Нетерпеливо звеня котелками, батарейцы окружили бидоны, но тут выяснилось, что нет половника. Сан Петрович засучил рукав и вызвался черпать кружкой, обещая, что всем будет поровну. В отсутствие Шурыгина, обедавшего в штабном вагоне, всякая разница между офицерами и солдатами внезапно исчезла, все весело толкались, подставляя котелки и дурачились, как школьники на пикнике. Щи с рыбными консервами и перловая каша с комбижиром показались необыкновенно вкусными. Людочка, которой выделили самую первую порцию, сидела с котелком на коленях, жадно ела и разглядывала своих соседей счастливыми, безотчетно-влюбленными глазами. Они ехали на войну, навстречу приключениям; они были сыты и молоды. Что еще нужно для счастья? Даже хмурый в последнее время Облонский развеселился и разрумянился. «Нет у него никакой инфекции — решила Людочка окончательно — аппетит совершенно здорового человека». И она невольно залюбовалась как ловко он держит котелок и как элегантно, словно в ресторане, подносит ложку ко рту.

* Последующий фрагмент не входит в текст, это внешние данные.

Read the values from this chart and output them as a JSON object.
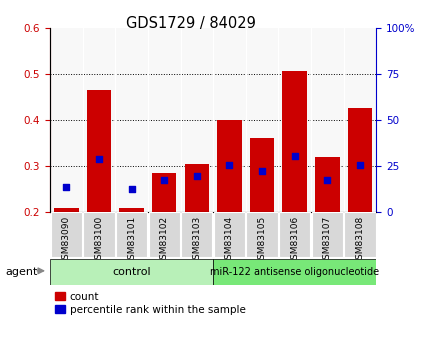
{
  "title": "GDS1729 / 84029",
  "categories": [
    "GSM83090",
    "GSM83100",
    "GSM83101",
    "GSM83102",
    "GSM83103",
    "GSM83104",
    "GSM83105",
    "GSM83106",
    "GSM83107",
    "GSM83108"
  ],
  "red_values": [
    0.21,
    0.465,
    0.21,
    0.285,
    0.305,
    0.4,
    0.36,
    0.505,
    0.32,
    0.425
  ],
  "blue_values": [
    0.255,
    0.315,
    0.25,
    0.27,
    0.278,
    0.302,
    0.29,
    0.322,
    0.27,
    0.302
  ],
  "ylim_left": [
    0.2,
    0.6
  ],
  "ylim_right": [
    0,
    100
  ],
  "yticks_left": [
    0.2,
    0.3,
    0.4,
    0.5,
    0.6
  ],
  "yticks_right": [
    0,
    25,
    50,
    75,
    100
  ],
  "bar_bottom": 0.2,
  "bar_color": "#cc0000",
  "dot_color": "#0000cc",
  "control_label": "control",
  "treatment_label": "miR-122 antisense oligonucleotide",
  "agent_label": "agent",
  "legend_count": "count",
  "legend_percentile": "percentile rank within the sample",
  "bar_width": 0.75,
  "ctrl_color": "#b8f0b8",
  "treat_color": "#78e878",
  "tick_bg": "#d8d8d8",
  "plot_bg": "#f8f8f8"
}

Все были настолько увлечены поглощением пищи, шутками и разговорами, что никто не заметил, вернее, не обратил внимания, на то, что состав тронулся. Никто не выглянул в окно, не увидел раскиданные по откосу тлеющие вагоны, пушки, автомобили, не обратил внимания на усталых людей, молча ходивших среди обломков и собиравших в носилки что-то грязное и бесформенное. Следы катастрофы быстро промелькнули и унеслись вдаль, в прошлое. Они весело и бездумно проехали мимо останков одного из эшелонов своего «близнеца», 4-й истребительной бригады. «Соседи» вышли несколькими часами раньше из Алабина и попали под бомбовый удар эскадрильи Юнкерсов-87, летевшей бомбить железнодорожную ветку наудачу, кого найдут. Одна бомба серьезно повредила железнодорожное полотно, что вызвало вынужденную остановку всей ветки. Пока, пользуясь неожиданной передышкой, по эшелонам 3-й бригады разносили суп и кашу, из Ефремова прибыли ремонтные дрезины с бойцами железнодорожного батальона, которые восстановили полотно, пустили дальше уцелевшие вагоны и паровоз, а все, что не могло двигаться, столкнули под откос, чтобы не затруднять движение. Эшелоны пошли дальше, и люди, двигавшиеся в них навстречу войне, за редким исключением не отдали себе отчета в том, что своей сытостью, весельем и хорошим настроением они обязаны трагедии, унесшей несколько жизней. Сами того не замечая, они пересекли границу войны, вошли в таинственное пространство, в котором самая мелкая выгода надежно выкупалась лишь одной валютой: чужими страдания, горем и смертью.